Ok, let's integrate both sides (assuming it's legal to do so):
tan-1(x) = x - (1/3)x3 + (1/5)x5 - (1/7)x7 + ... + C
Replacing x by 0, we see that C = 0.
Now, you'll have to accept this for the moment (to be proved later), equality holds for x = 1, even though 1 was not in the original interval of convergence! It is not unusual when integrating a power series to see the domain include one or both endpoints even though the original function excluded them!

Thus, tan-1(1) = 1 - 1/3 + 1/5 - 1/7 + ...
Anyone recognize the left-hand side?
The bell rings...

Eric Jablow said...

You might also want to give equal time to −1 in the first series, leading to log 2. Thinking historically, you may want to discuss summability and early attempts to find meaning for divergent series.

Raman said...

thanks ... that was calm and elegant ... all the things we like about math

Dave Marain said...

raman--
thanks!

eric--
I do both of those (including the issue of 1-1+1-1+1-1+... and how one could make a case for various 'sums' in the absence of a rigorous definition, Cesaro sums and the like) but I didn't describe EVERY teachable moment in this post. Unfortunately, the sheer beauty of this topic gets crunched by the deadline for AP's. Since this is my favorite unit, I do much more than is required.

Nick said...

when i took calculus BC my teacher did not go too much in depth about sequences and series (which happened to be my favorite subject at the time) she just basically went over the different test we needed to know. But I learned more interesting things on the subject outside to class. Also you might want to note that the method you showed for finding pi over 4 converges very slowly.

Dave Marain said...

nick--
Today we did just that! I asked them to find the sum of the first several terms and the students recognized that the approximation was poor; since the TI-83/84 can find the sum of a series of a finite number of terms (up to about 1000 terms) they could see quite clearly how slowly the partial sums converged. I suggested they research other series representations for pi on MathWorld and Wikipedia that are far more useful, but this demonstration had a telling effect on them anyway. I know that my passion for this topic can be infectious.
I appreciate the interest this posting is generating. It tells me we could do so much more with this topic if we had the time!

Totally_clueless said...

By using x^2/3 instead of x^2, you can come up with a series for pi/6 which, on first glance, is quite different from the one you get by just multiplying the current series by 2/3.

TC

Dave Marain said...

Nice, tc!
Here's another variation that leads to an interesting sidebar:
Consider f(x) = 1/(x+2)
Method I: Rewrite as (1/2)/(1+(x/2)), which leads to the infinite geometric series:
(1/2)[1-(x/2)+(x^2)/4-(x^3)/8+...]=
(1/2)[1-(1/2)x +(1/4)x^2 - (1/8)x^3
+...]
The interval of convergence for this power series in x would be
-2 < x < 2.

Method II: Rewrite f(x) as
1/(1+(x+1)) which leads to the series:
1 - (x+1) + (x+1)^2 - (x+1)^3 -...
with interval of convergence
-2 < x < 0.
To a student this seems paradoxical, that is, 2 different series with 2 different intervals of convergence for the same function.

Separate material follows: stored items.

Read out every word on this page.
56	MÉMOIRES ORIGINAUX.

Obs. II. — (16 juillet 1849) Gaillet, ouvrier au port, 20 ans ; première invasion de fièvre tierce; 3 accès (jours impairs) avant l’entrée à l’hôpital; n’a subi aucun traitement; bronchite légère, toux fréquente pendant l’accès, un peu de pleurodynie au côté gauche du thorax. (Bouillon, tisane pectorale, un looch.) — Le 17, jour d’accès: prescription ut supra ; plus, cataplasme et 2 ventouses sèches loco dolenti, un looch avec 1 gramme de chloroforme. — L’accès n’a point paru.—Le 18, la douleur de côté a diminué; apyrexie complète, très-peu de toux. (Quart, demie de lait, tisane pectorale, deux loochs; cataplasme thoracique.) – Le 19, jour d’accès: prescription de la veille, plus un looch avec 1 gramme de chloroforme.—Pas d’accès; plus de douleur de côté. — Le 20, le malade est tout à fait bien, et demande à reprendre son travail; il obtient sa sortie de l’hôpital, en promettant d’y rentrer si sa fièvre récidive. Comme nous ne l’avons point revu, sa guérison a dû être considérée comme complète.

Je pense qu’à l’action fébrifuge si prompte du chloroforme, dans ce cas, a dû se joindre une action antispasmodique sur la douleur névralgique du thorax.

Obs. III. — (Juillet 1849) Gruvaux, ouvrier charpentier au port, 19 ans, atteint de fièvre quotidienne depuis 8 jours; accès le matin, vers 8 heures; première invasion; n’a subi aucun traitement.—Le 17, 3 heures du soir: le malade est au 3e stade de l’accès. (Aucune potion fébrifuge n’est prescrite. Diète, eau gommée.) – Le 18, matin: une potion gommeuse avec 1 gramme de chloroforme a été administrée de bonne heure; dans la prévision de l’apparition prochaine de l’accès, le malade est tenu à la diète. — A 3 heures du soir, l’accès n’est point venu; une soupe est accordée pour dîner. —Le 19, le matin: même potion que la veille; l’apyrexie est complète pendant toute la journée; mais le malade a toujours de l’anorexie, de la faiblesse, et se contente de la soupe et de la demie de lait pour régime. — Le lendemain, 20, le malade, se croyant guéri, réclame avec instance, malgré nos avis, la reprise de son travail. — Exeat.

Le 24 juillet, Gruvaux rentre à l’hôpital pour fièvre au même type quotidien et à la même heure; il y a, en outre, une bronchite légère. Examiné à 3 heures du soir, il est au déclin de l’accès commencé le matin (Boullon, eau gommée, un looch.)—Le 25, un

Let's evaluate both series when
x = -1 which is common to both intervals.
The first series gives
(1/2)[1+1/2+1/4+1/8+1/16+...] =
(1/2)(2) = 1.

The second series also evaluates to 1 since it's a power series around x = -1! Perhaps not paradoxical to us, but interesting nonetheless. When teaching a topic like this in depth these are questions that naturally arise. We need to think about these ideas ourselves...

Eric Jablow said...

In complex analysis, we have this example:

Consider …+z^{−n} + … + z^{−1} + 1 + z + z^{2} + … + z^{n} + …

The terms with nonnegative exponents converge to 1/(1 − z) in some domain. Replace z with 1/z and multiply by 1/z to get that the terms with negative exponents converge to −1/(1 − z) in some domain. The combined sum would be zero, except that the two domains are disjoint.